No one else seemed fazed by the situation, and I'll admit that that particular view of the sun setting over the Mediterranean is one of the most stunning I've ever seen. Dinner, in the only restaurant in the port, was, well, freaking awesome. Still, the trip home was always hovering in the back of my mind.
After we'd finished dessert and coffee and I was verging on panic, a bottle landed on our table. It was large—at least a liter—and it was filled with greenish liquid and a variety of herbs. It was hierbas: a popular, highly alcoholic Spanish after-dinner drink. We were invited to dig in. Dig in I did, and the ride back up the mountain was blissfully fuzzy. As I drank myself some courage, I also nibbled on a plate of anise flavored cookies. It was a powerful one-two punch of alcohol and licorice that stuck with me the next day.
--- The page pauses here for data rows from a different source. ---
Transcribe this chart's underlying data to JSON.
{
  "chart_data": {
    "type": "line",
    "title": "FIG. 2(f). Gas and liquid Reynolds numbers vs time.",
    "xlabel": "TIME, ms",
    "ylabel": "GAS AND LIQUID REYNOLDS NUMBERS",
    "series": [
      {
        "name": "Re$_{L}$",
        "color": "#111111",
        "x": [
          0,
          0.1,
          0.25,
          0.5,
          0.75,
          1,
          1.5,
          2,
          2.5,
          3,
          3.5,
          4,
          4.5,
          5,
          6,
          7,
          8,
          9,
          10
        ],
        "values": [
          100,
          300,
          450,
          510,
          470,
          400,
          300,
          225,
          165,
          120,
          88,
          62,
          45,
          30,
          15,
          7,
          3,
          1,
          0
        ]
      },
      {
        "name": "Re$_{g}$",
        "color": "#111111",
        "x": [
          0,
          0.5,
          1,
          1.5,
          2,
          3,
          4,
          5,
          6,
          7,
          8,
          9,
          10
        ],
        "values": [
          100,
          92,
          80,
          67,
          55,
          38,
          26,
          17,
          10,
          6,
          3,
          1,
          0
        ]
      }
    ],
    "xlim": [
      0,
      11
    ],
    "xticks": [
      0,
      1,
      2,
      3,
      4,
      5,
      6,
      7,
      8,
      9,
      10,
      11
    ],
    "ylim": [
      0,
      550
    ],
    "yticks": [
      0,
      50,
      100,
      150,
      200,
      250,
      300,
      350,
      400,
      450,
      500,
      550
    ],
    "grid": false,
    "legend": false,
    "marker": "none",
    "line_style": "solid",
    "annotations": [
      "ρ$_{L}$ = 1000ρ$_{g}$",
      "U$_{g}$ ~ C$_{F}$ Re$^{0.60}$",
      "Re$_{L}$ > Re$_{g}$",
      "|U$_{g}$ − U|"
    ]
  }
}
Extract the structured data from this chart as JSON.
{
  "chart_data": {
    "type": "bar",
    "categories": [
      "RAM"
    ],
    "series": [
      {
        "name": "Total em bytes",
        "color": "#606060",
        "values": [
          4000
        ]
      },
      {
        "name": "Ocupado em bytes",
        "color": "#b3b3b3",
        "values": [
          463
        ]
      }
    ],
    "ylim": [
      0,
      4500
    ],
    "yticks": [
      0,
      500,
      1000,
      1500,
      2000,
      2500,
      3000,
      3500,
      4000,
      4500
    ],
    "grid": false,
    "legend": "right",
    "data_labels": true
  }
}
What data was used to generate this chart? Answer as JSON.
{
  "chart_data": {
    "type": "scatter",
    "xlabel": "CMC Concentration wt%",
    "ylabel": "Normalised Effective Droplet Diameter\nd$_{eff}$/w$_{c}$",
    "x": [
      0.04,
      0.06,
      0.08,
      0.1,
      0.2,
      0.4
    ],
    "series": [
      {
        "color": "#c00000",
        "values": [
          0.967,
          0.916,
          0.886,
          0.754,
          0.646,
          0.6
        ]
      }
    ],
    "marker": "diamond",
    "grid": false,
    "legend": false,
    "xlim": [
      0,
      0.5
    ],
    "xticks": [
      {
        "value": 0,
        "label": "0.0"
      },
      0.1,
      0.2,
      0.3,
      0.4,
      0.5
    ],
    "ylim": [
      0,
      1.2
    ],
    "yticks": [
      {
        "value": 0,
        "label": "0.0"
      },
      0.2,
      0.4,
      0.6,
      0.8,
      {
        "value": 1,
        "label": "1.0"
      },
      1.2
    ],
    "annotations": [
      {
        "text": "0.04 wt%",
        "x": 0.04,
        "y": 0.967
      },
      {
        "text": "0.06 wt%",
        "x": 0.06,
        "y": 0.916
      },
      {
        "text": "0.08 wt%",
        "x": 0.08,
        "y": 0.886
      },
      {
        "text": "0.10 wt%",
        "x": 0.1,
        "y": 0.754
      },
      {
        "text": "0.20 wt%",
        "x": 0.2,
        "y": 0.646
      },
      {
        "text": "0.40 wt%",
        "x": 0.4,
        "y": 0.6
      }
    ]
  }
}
When I saw the recipe for anise cookies in Rustica, my newest Spanish cookbook, I knew I had to make them. These cookies are crisp, with an additional crunch from the whole fennel seeds that are distributed throughout the dough. As I couldn't find a Spanish brand of anise liqueur, I used Sambuca. The cookies have a powerful, distinct licorice flavor from the booze that's emphasized every time you crunch down on a fennel seed.
I'll be blunt: you have to really like anise to like these cookies. They feel a little like a digestive—a little sweet, herbal something to nibble on after dinner. Or before the ride home.